Excerpts of his interview on CNBC-TV18
Q: You have picked out Jay Shree Tea for us. What is the investment idea there?
A: Jay Shree Tea is a part of BK Birla Group and the company is amongst the largest companies in the world as far as manufacturing of tea is concerned.
This company is the second-largest tea producer in India. Company has got 22 tea estates, which are present almost in the entire tea producing geography of the country. They have tea estates in south as well as in Assam and Darjeeling.
Besides tea, this company is also into manufacture of single superphosphate, sulphuric acid and they also have a sugar factory in Bihar.
If one were to look at their financials - FY13 sales were about Rs 660 crore with a profit after tax (PAT) of Rs 40 crore. In the first half of the current financial year they have registered sales of close to Rs 300 crore with a PAT of about Rs 46 crore.
The reason we like this stock is because of the valuation gap between the largest and second-largest player in India that is McLeod Russell and Jay Shree. McLeod is the largest tea company and if one analyse both companies closely, the operations of McLeod is roughly 2.5 times that of Jay Shree Tea and for tea business it is roughly 3 times the size of Jay Shree Tea. The market cap of McLeod is Rs 3,400 crore and that of Jay Shree is just about Rs 240 crore, which means 14 times that of Jay Shree Tea. So I believe Jay Shree Tea is a deep value stock.
Second is this company has got an uninterrupted dividend track record for the past 20 years. This year the company paid a dividend of Rs 4/share, which at the current price of Rs 82 translates into a dividend yield of about 5 percent.
Promoters of late have been increasing their stake through market purchases. Also the best part is that you are getting this stock almost at four years low. The four year low for the stock is about Rs 74-75 and you are currently getting the stock for about Rs 82-83 and from these levels I do not see too much of a downside.
Moreover, if one looks at the balance sheet, they do have a debt of close to Rs 400 crore, but against that there is a cash and cash equivalent of about Rs 150 crore. Therefore the balance sheet of Jay Shree Tea seems to be comfortable.
You are getting an asset rich company in a business where there are entry barriers. I am sure a new player acquiring 22 tea estates of 10,000 hectors, the enterprise value if you see is just about Rs 500 crore. I believe it is available at very attractive valuations.
Q: What about Tata Global Beverages - Why do you like it? Is it a distant beneficiary of Starbucks at all?

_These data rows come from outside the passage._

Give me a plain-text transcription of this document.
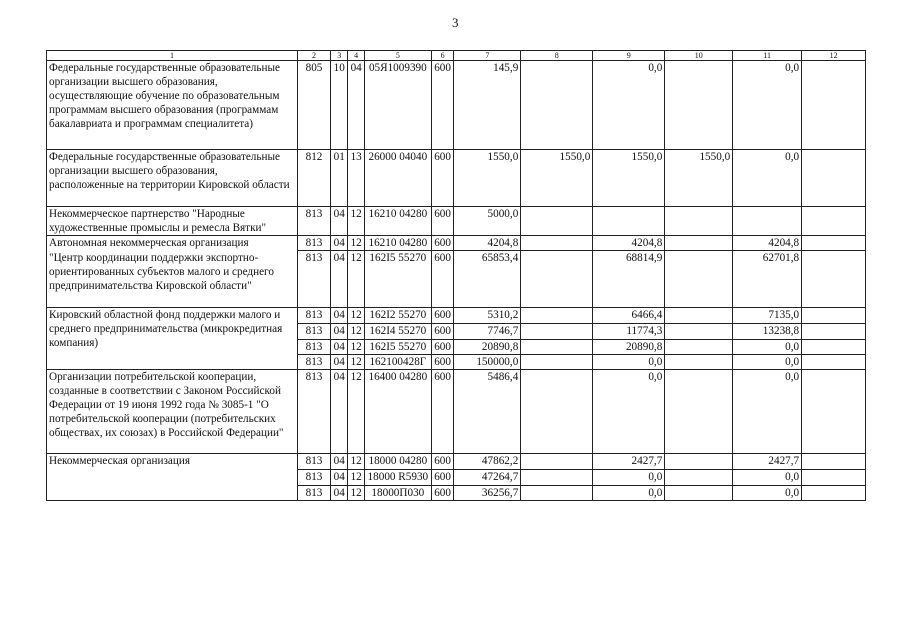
3
1	2	3	4	5	6	7	8	9	10	11	12
Федеральные государственные образовательные организации высшего образования, осуществляющие обучение по образовательным программам высшего образования (программам бакалавриата и программам специалитета)	805	10	04	05Я1009390	600	145,9		0,0		0,0	
Федеральные государственные образовательные организации высшего образования, расположенные на территории Кировской области	812	01	13	26000 04040	600	1550,0	1550,0	1550,0	1550,0	0,0	
Некоммерческое партнерство "Народные художественные промыслы и ремесла Вятки"	813	04	12	16210 04280	600	5000,0					
Автономная некоммерческая организация	813	04	12	16210 04280	600	4204,8		4204,8		4204,8	
"Центр координации поддержки экспортно-ориентированных субъектов малого и среднего предпринимательства Кировской области"	813	04	12	162I5 55270	600	65853,4		68814,9		62701,8	
Кировский областной фонд поддержки малого и среднего предпринимательства (микрокредитная компания)	813	04	12	162I2 55270	600	5310,2		6466,4		7135,0	
	813	04	12	162I4 55270	600	7746,7		11774,3		13238,8	
	813	04	12	162I5 55270	600	20890,8		20890,8		0,0	
	813	04	12	162100428Г	600	150000,0		0,0		0,0	
Организации потребительской кооперации, созданные в соответствии с Законом Российской Федерации от 19 июня 1992 года № 3085-1 "О потребительской кооперации (потребительских обществах, их союзах) в Российской Федерации"	813	04	12	16400 04280	600	5486,4		0,0		0,0	
Некоммерческая организация	813	04	12	18000 04280	600	47862,2		2427,7		2427,7	
	813	04	12	18000 R5930	600	47264,7		0,0		0,0	
	813	04	12	18000П030	600	36256,7		0,0		0,0	
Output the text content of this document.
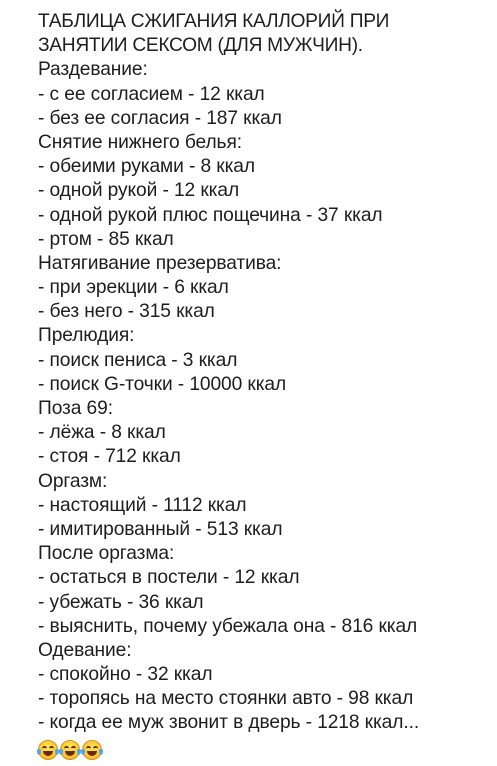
ТАБЛИЦА СЖИГАНИЯ КАЛЛОРИЙ ПРИ
ЗАНЯТИИ СЕКСОМ (ДЛЯ МУЖЧИН).
Раздевание:
- с ее согласием - 12 ккал
- без ее согласия - 187 ккал
Снятие нижнего белья:
- обеими руками - 8 ккал
- одной рукой - 12 ккал
- одной рукой плюс пощечина - 37 ккал
- ртом - 85 ккал
Натягивание презерватива:
- при эрекции - 6 ккал
- без него - 315 ккал
Прелюдия:
- поиск пениса - 3 ккал
- поиск G-точки - 10000 ккал
Поза 69:
- лёжа - 8 ккал
- стоя - 712 ккал
Оргазм:
- настоящий - 1112 ккал
- имитированный - 513 ккал
После оргазма:
- остаться в постели - 12 ккал
- убежать - 36 ккал
- выяснить, почему убежала она - 816 ккал
Одевание:
- спокойно - 32 ккал
- торопясь на место стоянки авто - 98 ккал
- когда ее муж звонит в дверь - 1218 ккал...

A: I am not looking just at a benefit which Tata Tea is going to get from Starbucks, although that could be the trigger for rerating of the stock.
However, if you compare this company with the other FMCG players this company is available at attractive valuations.
This company was earlier called Tata Tea and so it is perceived more as a tea company and a commodity play. The company has got a number of brands, and Tata Tea is of course a super brand. It has also got Tetley which it acquired a few years back. Tetley has got operations in more than 70 countries.
The company also acquired Good Earth Tea in US and a few years back they acquired Eight O'Clock Coffee. This shows they have been on an acquisition spree. Himalayan Mineral Water is the latest one, and of course Tata Coffee is a subsidiary of Tata Tea.
The company had made a profitable exit in Glaceau which it sold to Coca Cola and made a profit of Rs 2,400 crore. That made the company's balance sheet very comfortable. They had a debt of close to Rs 4,500 crore in 2007, which today has come down to a level of about Rs 1,400 crore. The company is also holding cash of about Rs 700 crore in the balance sheet. So from a balance sheet point of view it is very comfortable.
We do not have an exact peer group to compare with Tata Global but in general if one looks at other FMCG players like Hindustan Unilever (HUL), ITC, Nestle and even the Indian FMCG companies like Dabur India, Emami, Asian Paints most of these companies are available at between 4 to 7 times their sales. The market cap-to-sales is 4 to 7 times, whereas in case of Tata Global market cap is just about Rs 9,000 crore, sales is about Rs 7,500 crore and it is available at a market cap-to-sales of roughly 1.2 times. So, I think a rerating is imminent in this stock.
However, I don’t know what is going to drive that rerating but maybe when we see more Starbucks stores a year or two years down the line, then maybe analysts start benchmarking it to something like Jubilant Foodworks.
Whether that happens or not, it is available at extremely reasonable valuation and it is a value pick in the large cap space.
Disclosure: Me or my family do not hold stocks in any of these two companies.